Armed with all that theory, I dove headfirst into the markets. And, at first, I crushed it. My first year I was up about 40%. I thought I was a genius.
Then I tried to “play it safe.” I rotated into commodities; mainly oil, thinking value and mean reversion would protect me. For a while it worked, but the broader market kept rallying while my portfolio stayed flat. I was confused. These were cheap stocks. Why weren’t they re-rating?
That period taught me my first real investing lesson: being good at understanding one sector doesn’t make you a market wizard. Cheap isn’t enough. Management matters. Investor demand matters. Macro matters.
Eventually, I came to terms with something important: I have no edge in traditional, commodity-heavy sectors that millions of others have studied and traded for decades. My edge is elsewhere.
So I went back to where I started winning; finding misunderstood, innovative businesses that don’t screen well on traditional metrics, but have real potential. That’s still what I do today.
Today
So now begins the next phase of my investing journey: documenting it.
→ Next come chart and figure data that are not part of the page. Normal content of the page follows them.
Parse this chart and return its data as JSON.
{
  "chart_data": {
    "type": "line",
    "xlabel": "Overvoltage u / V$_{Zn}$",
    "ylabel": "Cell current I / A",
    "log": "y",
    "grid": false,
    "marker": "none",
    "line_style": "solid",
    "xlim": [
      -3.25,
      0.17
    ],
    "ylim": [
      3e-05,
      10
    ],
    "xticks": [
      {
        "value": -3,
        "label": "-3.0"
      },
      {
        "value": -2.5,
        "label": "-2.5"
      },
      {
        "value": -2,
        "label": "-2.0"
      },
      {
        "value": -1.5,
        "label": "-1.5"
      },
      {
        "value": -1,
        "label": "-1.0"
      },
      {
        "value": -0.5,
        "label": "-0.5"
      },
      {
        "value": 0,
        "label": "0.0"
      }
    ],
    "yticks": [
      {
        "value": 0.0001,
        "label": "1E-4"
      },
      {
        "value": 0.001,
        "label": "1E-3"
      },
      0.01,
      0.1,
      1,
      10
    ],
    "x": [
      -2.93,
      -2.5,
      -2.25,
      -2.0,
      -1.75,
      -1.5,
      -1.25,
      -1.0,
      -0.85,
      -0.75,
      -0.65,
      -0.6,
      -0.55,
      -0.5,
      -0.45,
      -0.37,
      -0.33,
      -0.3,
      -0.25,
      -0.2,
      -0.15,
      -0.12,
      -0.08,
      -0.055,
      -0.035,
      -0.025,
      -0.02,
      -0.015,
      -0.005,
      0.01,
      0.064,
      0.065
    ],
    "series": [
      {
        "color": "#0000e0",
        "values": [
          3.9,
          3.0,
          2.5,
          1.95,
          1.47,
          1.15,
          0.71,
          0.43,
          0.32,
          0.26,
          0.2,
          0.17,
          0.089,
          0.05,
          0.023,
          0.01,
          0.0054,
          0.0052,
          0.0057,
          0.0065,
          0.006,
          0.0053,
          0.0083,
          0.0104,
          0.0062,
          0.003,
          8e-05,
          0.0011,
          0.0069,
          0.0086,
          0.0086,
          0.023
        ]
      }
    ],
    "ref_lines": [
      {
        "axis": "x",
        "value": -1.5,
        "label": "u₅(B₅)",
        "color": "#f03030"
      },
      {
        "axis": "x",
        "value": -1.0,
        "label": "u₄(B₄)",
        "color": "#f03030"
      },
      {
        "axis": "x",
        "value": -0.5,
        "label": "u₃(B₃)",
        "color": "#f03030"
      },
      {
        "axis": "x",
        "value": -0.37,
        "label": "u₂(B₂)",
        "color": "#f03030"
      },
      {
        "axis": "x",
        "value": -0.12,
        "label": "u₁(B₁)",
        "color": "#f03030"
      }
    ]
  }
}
I’ve been posting on X for years; sharing thoughts, tracking companies, and occasionally going deep into threads. But not everything makes it onto the timeline. And that’s a problem.
I want a place where I can lay out my thinking in full. A record I can return to months or years later to see how my views have evolved. Writing forces clarity. It also exposes contradictions; something the market does brutally if you don’t do it yourself first.
Some of my posts on X have gained traction, and I’ve found myself answering the same questions over and over. That’s inefficient. This Substack is my solution: a place to centralize everything I know and believe about markets, earnings, and specific stocks.
Right now, my highest-conviction name is Haypp Group. If you’re following Haypp; or just think the Efficient Market Hypothesis is nonsense; you’ll probably find value here.